When I had to create a .OBJ file that could be linked and only had
about a week to do it, I took the hack approach: generate a .MAR file
and invoke MACRO-32 to do the actual compile. It worked, albeit
slowly, and was written pretty quickly.
|
236.7 | | TLE::BRETT | | Mon Jun 19 1989 15:23 | 13 |
| Well, I did it when I was at university in Australia, using only
the VAX/VMS Linker Manual and the ANALYSE/OBJECT command, and did
an super-subset of Pascal without any serious problems.
Actually I thought this one one of DEC's better manuals, it had what
you needed to know, and not lots of verbosity around it...
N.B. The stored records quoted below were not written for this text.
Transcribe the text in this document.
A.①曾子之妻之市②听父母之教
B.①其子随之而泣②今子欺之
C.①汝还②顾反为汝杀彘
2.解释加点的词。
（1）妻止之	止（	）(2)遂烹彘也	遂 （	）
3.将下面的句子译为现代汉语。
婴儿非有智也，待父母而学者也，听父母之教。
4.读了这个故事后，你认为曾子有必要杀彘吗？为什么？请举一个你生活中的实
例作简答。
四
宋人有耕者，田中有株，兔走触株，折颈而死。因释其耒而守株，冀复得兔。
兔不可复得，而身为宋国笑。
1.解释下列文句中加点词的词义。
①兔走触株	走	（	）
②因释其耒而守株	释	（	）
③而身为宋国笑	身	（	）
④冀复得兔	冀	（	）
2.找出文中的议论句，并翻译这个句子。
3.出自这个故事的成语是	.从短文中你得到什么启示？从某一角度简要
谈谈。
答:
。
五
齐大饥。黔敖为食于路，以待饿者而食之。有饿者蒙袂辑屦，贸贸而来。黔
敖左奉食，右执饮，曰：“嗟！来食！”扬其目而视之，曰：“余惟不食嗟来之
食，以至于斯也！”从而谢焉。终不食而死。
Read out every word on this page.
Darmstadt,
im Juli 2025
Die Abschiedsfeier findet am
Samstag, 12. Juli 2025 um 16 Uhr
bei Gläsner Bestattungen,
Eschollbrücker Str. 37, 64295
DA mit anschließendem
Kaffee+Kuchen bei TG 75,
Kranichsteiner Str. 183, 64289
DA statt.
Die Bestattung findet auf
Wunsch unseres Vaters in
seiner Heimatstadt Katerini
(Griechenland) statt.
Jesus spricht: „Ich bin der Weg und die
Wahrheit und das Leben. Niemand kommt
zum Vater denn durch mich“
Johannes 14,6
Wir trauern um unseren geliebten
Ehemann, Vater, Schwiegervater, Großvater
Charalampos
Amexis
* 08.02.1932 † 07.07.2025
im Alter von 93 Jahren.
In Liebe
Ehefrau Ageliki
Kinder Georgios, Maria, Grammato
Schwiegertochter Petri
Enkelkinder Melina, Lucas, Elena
I think if you had written simple .MAR examples of what you had wanted,
and then ANALYSE/OBJECT'ed them, you could have gotten it working in
the week.
/Bevin
|
236.8 | I remember that learning experience. | 16BITS::PUDER | Karl Puder, VAX APL Project Leader | Fri Sep 15 1989 17:58 | 13 |
| I think what Jim is talking about in .6 (I should know, I was in the
next office at the time) is that the linker manual tells you exactly
what the linker does with every .OBJ record type, but there is no
indication of why you'd want to do any of those things. I can pick up
almost any FORGOL language from a manual in that style because I have
plenty of background in that area. I can recognize the utility of
various functions/commands/statements because I've seen them before
with different names in other languages. The linker manual assumes you
know all about compiler innards before you start reading, which we
didn't. We didn't expect it to be a tutorial on compiler-writing, but
a little usage comment for each record type would have helped.
:Karl.
|
236.9 | Who? | SHALOT::WELTON | at a moment of critical pleasure... | Tue Jun 26 1990 17:23 | 5 |
| re: .1
Does anyone know who is the current project leader for VCG?